Looking for a rural place to live, feeling adventurous, and also a bit “young and dumb,” as Maura put it, the two of them showed up in Libby in 1980 with $400 to their name and the promise of a job for Maura at the local hospital. They moved to Whitefish in 1983.

Here they raised their daughter, Lynn-Wood, and son, Colin, as Maura worked in nursing administration and eventually as Chief Clinical Officer for North Valley Hospital. All the while, Edwin built up his construction business.

Through good and bad years in the building trade, Edwin ran his business with passion and integrity. He instilled those values in his children, along with the importance of finding the fun and humor amid life’s absurdities, sorrows, and frustrations. He also made sure that he, his family, and his many companions in outdoor adventure experienced the breadth of Montana’s natural beauty.

It took him four tries, but he made it to the summit of Vulture Peak in Glacier National Park with a group of friends in 2001, hiking off trail much of the way. At the top of the peak, a log book stashed in a rock cairn showed that the last time a person made it up there was two years previous. Along that journey, Edwin, then 50 years old, also got into a naked, middle-of-the-night shouting match with a grizzly that had wandered into camp, an event he wrote about in the 2009 book, “A View Inside Glacier National Park — 100 Years, 100 Stories.”

He floated the Missouri River from McLellan Ferry to the Fred Robinson Bridge for his 60th birthday. He hiked through eight inches of snow in August at Hole in the Wall Falls during a trip from Kintla Lake to Bowman Lake in Glacier National Park. And he walked 70 miles through the Bob Marshall Wilderness to see the massive rock face known as the China Wall. On that trip, Edwin, who always had a lot of friends and acquaintances, walked into a forest service lookout and found that he knew the person living there. She made him and his hiking buddies scones and coffee.

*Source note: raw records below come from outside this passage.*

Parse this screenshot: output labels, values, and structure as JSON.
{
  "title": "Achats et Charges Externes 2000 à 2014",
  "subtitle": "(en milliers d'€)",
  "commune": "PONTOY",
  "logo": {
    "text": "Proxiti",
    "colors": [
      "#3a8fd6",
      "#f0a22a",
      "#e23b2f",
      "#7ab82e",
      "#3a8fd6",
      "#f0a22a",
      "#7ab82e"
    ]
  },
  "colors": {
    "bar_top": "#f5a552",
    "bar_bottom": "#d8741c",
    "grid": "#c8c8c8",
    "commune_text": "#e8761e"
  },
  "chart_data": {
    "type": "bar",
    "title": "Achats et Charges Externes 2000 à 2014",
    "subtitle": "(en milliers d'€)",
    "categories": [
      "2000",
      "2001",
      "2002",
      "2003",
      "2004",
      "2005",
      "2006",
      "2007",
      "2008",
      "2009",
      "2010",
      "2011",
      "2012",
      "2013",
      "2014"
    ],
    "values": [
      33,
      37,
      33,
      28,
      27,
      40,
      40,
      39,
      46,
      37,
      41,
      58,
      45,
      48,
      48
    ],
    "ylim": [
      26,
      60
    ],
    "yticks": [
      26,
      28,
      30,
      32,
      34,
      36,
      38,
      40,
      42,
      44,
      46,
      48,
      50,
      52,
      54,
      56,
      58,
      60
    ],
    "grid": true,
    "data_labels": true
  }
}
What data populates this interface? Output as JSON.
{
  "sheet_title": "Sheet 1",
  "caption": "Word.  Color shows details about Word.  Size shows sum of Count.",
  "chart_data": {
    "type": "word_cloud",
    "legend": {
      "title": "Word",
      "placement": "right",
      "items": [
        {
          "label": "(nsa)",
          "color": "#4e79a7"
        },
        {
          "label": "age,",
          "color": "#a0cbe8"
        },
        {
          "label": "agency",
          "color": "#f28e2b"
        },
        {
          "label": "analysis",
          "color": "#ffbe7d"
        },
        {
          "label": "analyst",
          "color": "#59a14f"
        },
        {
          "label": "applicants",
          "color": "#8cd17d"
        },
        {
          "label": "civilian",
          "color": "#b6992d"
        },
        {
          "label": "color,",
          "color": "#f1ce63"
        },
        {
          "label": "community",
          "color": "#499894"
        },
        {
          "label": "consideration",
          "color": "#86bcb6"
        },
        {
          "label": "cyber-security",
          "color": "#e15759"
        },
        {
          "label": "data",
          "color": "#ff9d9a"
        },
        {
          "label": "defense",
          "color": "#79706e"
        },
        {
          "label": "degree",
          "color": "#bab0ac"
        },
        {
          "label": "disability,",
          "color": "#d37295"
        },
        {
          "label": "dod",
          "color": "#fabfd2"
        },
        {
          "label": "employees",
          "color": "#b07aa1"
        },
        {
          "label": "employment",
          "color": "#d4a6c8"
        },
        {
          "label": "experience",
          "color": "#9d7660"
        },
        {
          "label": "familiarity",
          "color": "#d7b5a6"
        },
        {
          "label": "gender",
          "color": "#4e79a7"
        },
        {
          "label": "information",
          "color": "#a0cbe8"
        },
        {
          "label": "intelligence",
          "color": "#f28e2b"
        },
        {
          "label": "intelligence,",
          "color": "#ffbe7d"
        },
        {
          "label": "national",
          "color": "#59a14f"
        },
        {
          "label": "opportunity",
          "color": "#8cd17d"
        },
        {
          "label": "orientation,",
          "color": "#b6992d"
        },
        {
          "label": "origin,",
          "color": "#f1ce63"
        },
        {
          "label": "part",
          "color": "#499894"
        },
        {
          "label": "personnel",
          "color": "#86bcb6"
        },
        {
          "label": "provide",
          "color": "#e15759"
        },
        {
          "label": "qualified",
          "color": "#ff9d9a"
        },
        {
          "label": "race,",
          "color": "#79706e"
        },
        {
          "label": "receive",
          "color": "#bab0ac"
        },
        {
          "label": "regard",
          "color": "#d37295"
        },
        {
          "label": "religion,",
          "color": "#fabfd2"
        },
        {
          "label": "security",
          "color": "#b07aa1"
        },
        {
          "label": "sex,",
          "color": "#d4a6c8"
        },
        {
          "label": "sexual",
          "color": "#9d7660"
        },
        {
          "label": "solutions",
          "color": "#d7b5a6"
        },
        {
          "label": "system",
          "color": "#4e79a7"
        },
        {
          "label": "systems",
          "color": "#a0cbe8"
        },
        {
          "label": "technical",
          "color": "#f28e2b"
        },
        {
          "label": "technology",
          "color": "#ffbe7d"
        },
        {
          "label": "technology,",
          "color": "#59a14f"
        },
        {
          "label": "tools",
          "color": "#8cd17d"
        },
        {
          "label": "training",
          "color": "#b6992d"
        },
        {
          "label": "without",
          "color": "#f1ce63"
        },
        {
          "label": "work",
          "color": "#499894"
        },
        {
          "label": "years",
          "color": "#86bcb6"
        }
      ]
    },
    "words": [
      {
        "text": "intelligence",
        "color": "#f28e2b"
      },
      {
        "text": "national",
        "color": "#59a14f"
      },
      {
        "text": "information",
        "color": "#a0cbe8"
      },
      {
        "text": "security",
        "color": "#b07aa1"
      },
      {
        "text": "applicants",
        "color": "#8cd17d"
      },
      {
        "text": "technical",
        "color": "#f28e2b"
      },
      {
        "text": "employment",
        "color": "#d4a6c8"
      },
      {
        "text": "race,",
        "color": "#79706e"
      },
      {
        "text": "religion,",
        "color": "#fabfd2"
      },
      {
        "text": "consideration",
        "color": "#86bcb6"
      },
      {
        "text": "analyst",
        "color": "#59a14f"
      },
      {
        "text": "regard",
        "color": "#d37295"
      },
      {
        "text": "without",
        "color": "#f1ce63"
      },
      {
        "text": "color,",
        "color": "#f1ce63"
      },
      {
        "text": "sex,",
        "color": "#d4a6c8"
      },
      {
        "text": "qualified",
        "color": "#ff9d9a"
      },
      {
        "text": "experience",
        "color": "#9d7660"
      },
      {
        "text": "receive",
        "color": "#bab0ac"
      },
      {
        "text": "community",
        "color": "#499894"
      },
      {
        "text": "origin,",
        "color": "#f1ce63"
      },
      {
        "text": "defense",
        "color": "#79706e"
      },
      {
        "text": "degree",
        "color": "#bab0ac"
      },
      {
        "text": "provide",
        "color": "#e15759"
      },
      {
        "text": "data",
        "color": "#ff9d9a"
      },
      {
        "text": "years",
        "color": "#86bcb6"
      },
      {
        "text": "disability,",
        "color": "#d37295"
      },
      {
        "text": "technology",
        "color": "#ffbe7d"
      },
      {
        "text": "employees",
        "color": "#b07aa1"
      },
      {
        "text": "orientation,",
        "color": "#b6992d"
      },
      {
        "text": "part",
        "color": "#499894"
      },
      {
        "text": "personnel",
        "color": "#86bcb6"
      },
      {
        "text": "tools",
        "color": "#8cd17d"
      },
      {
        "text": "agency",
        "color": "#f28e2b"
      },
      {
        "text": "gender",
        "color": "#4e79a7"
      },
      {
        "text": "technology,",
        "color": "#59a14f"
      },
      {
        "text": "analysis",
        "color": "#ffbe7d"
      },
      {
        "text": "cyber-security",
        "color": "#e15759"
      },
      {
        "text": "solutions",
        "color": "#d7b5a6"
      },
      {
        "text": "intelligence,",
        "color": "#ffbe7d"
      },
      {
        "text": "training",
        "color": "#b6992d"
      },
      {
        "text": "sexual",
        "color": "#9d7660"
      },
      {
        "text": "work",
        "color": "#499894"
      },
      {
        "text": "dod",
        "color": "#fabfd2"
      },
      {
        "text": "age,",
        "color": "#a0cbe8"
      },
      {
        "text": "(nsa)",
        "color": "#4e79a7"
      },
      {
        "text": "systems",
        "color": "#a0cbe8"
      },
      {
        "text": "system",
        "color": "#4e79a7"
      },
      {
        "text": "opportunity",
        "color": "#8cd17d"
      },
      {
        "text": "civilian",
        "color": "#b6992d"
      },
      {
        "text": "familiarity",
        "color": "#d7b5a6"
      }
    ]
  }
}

Edwin was also an avid hunter, going out after grouse, elk, and deer that he’d butcher himself, sharing the meat with friends and giving the hides to a local leatherworker. On one trip, he mimicked the movement of antelope to help himself get close enough for a shot.

In 2015, shortly after the United States Supreme Court legalized same-sex marriage, Edwin officiated at his son Colin’s wedding in Polebridge, Montana. Residents said it was the first gay marriage ever held there.

He was also a major supporter of the O’Shaughnessy Cultural Arts Center, a passionate teacher of Tai Chi, and, in the words of a dear friend who called to talk to him via speakerphone on his last night on earth, just an all around “major dude.”

Edwin is survived by his wife, Maura; his daughter Lynn-Wood, her husband Casey, and grandsons Bryton and Otis; his son Colin and his husband Eli; his sister, Michelle; his brother Bernard and his wife, Margaret; and a wide circle of nephews, nieces, and other family and friends. Edwin requested a big party be thrown in honor of his death, and one is currently being planned for the spring. In the meantime, his family asks that donations in his memory be made to the Montana Environmental Information Center.